Assore continues to have the most attractive growth profile in the resource complex and has been spurred by strong prices for iron ore and manganese. The long-term commodity prices discounted by the share continue to be well below the current spot prices. The long life, low cost asset base remains attractive to us and we prefer exposure here, despite continued outperformance of both Anglo American and BHP Billiton. The rand has been one of the strongest currencies in the world, only underperforming the Australian dollar and the Japanese yen. The local currency has been buoyed by very high export prices for gold, platinum and coal. Despite solid US dollar returns from the offshore portfolio, the gains were erased in rand terms. The only part of our offshore equity portfolio which lagged, was the holding in global pharmaceuticals. Our stocks in this sector languished, despite extremely attractive share price fundamentals.

Portfolio positioning
The decision to allocate more funds to the South African bond market late in 2009 was well timed. The additional purchase during the sell-off in November 2010 has provided a useful underpin to the overall portfolio performance. Bonds serve as insurance against a strong rand. The local currency has continued its upward trajectory, ending the year on a three-year high. Unless the rand weakens by more than 20% from current levels, there is unlikely to be any upward pressure on inflation in South Africa. Domestic bonds remain a reasonable hedge with an attractive pick-up over cash.

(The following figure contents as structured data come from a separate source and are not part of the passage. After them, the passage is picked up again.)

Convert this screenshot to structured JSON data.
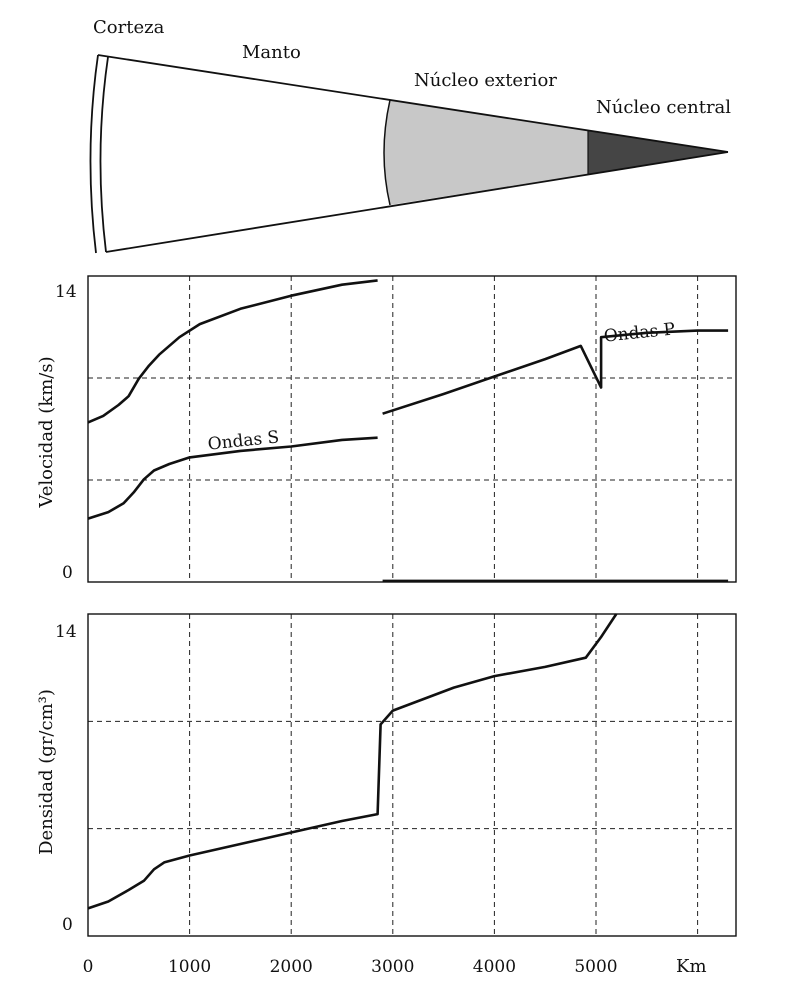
{
  "layers": {
    "corteza": "Corteza",
    "manto": "Manto",
    "nucleo_exterior": "Núcleo exterior",
    "nucleo_central": "Núcleo central"
  },
  "colors": {
    "outer_core_fill": "#c8c8c8",
    "inner_core_fill": "#454545",
    "line": "#111111",
    "grid": "#222222"
  },
  "chart_data": [
    {
      "type": "line",
      "title": "",
      "xlabel": "",
      "ylabel": "Velocidad (km/s)",
      "xlim": [
        0,
        6300
      ],
      "ylim": [
        0,
        14
      ],
      "grid": true,
      "y_tick_labels": [
        "0",
        "14"
      ],
      "series": [
        {
          "name": "Ondas P",
          "segments": [
            [
              [
                0,
                7.3
              ],
              [
                150,
                7.6
              ],
              [
                300,
                8.1
              ],
              [
                400,
                8.5
              ],
              [
                500,
                9.3
              ],
              [
                600,
                9.9
              ],
              [
                700,
                10.4
              ],
              [
                900,
                11.2
              ],
              [
                1100,
                11.8
              ],
              [
                1500,
                12.5
              ],
              [
                2000,
                13.1
              ],
              [
                2500,
                13.6
              ],
              [
                2850,
                13.8
              ]
            ],
            [
              [
                2900,
                7.7
              ],
              [
                3500,
                8.6
              ],
              [
                4000,
                9.4
              ],
              [
                4500,
                10.2
              ],
              [
                4850,
                10.8
              ],
              [
                5050,
                8.9
              ],
              [
                5050,
                11.2
              ],
              [
                5500,
                11.4
              ],
              [
                6000,
                11.5
              ],
              [
                6300,
                11.5
              ]
            ]
          ]
        },
        {
          "name": "Ondas S",
          "segments": [
            [
              [
                0,
                2.9
              ],
              [
                200,
                3.2
              ],
              [
                350,
                3.6
              ],
              [
                450,
                4.1
              ],
              [
                550,
                4.7
              ],
              [
                650,
                5.1
              ],
              [
                800,
                5.4
              ],
              [
                1000,
                5.7
              ],
              [
                1500,
                6.0
              ],
              [
                2000,
                6.2
              ],
              [
                2500,
                6.5
              ],
              [
                2850,
                6.6
              ]
            ],
            [
              [
                2900,
                0.05
              ],
              [
                5000,
                0.05
              ],
              [
                6300,
                0.05
              ]
            ]
          ]
        }
      ]
    },
    {
      "type": "line",
      "title": "",
      "xlabel": "Km",
      "ylabel": "Densidad (gr/cm³)",
      "xlim": [
        0,
        6300
      ],
      "ylim": [
        0,
        14
      ],
      "grid": true,
      "x_tick_labels": [
        "0",
        "1000",
        "2000",
        "3000",
        "4000",
        "5000"
      ],
      "y_tick_labels": [
        "0",
        "14"
      ],
      "series": [
        {
          "name": "",
          "segments": [
            [
              [
                0,
                1.2
              ],
              [
                200,
                1.5
              ],
              [
                400,
                2.0
              ],
              [
                550,
                2.4
              ],
              [
                650,
                2.9
              ],
              [
                750,
                3.2
              ],
              [
                1000,
                3.5
              ],
              [
                1500,
                4.0
              ],
              [
                2000,
                4.5
              ],
              [
                2500,
                5.0
              ],
              [
                2850,
                5.3
              ],
              [
                2880,
                9.2
              ],
              [
                3000,
                9.8
              ],
              [
                3300,
                10.3
              ],
              [
                3600,
                10.8
              ],
              [
                4000,
                11.3
              ],
              [
                4500,
                11.7
              ],
              [
                4900,
                12.1
              ],
              [
                5050,
                13.0
              ],
              [
                5200,
                14.0
              ]
            ]
          ]
        }
      ]
    }
  ]
}
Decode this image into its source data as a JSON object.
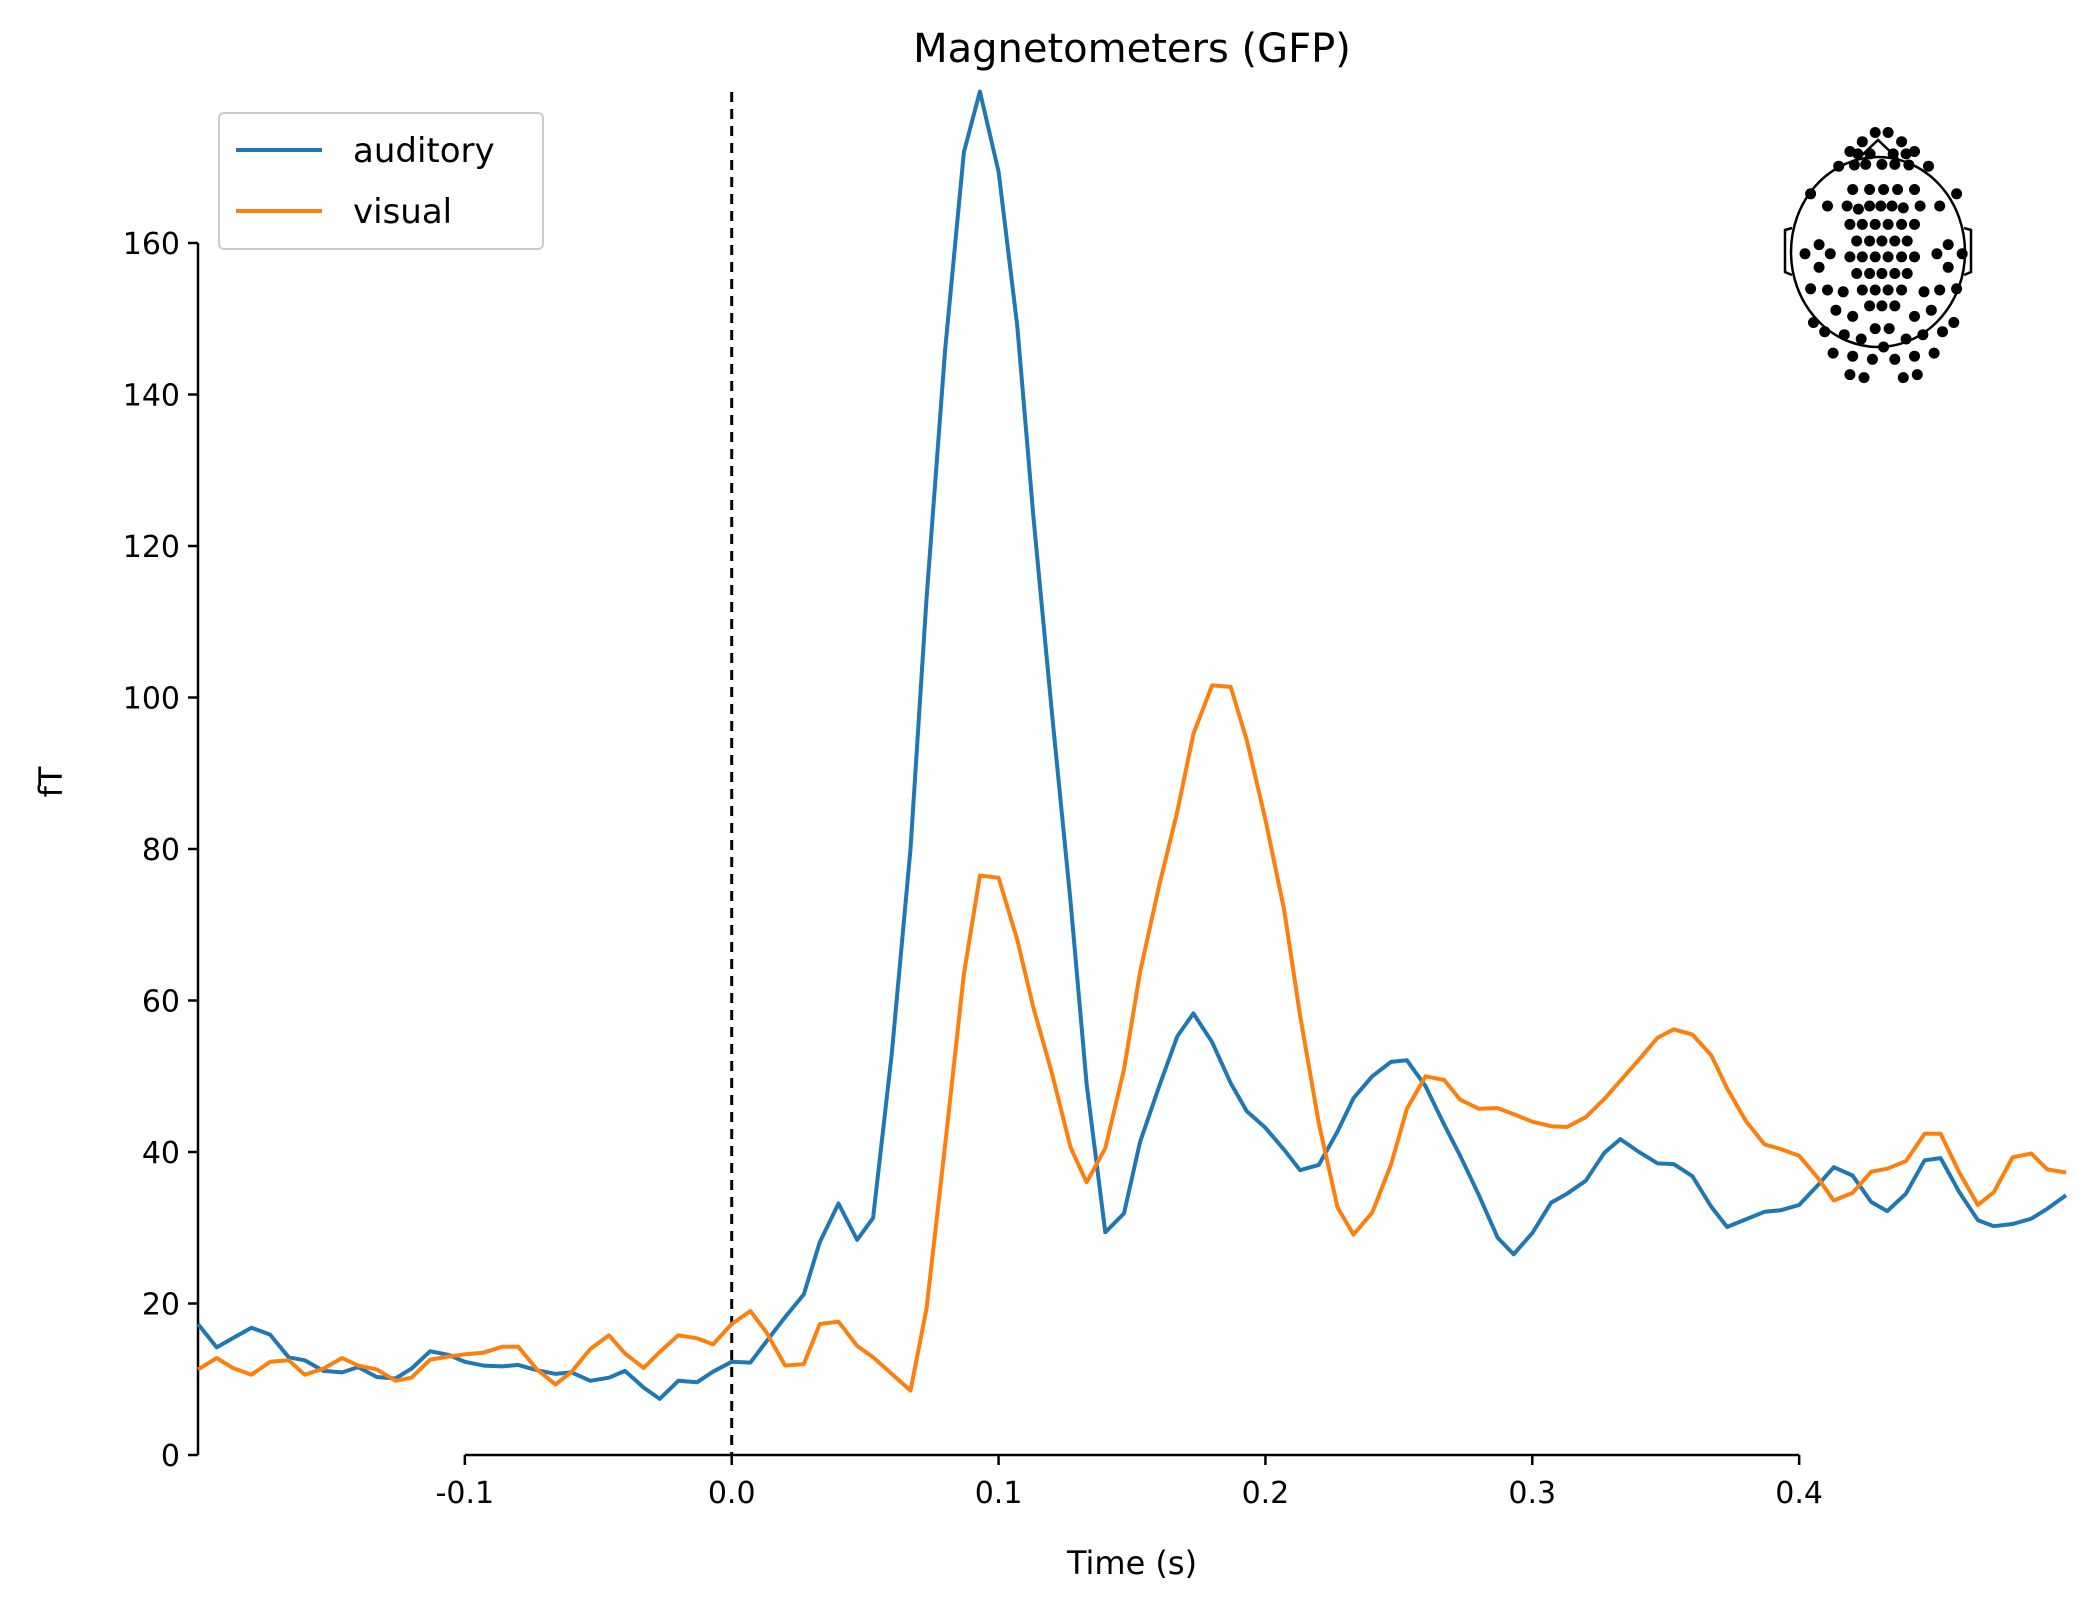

The surplus cash weighting in the portfolio allows us swift access to attractive opportunities that might arise. At present, many local shares do not have forward-looking return projections that exceed the returns on risk-free assets. Hence, we see no reason to add risk without a reasonable probability of a commensurate reward. The ability to increase the foreign weighting to 25% for institutional funds will allow us to allocate more funds to attractive offshore assets, which we believe offer the best forward-looking returns.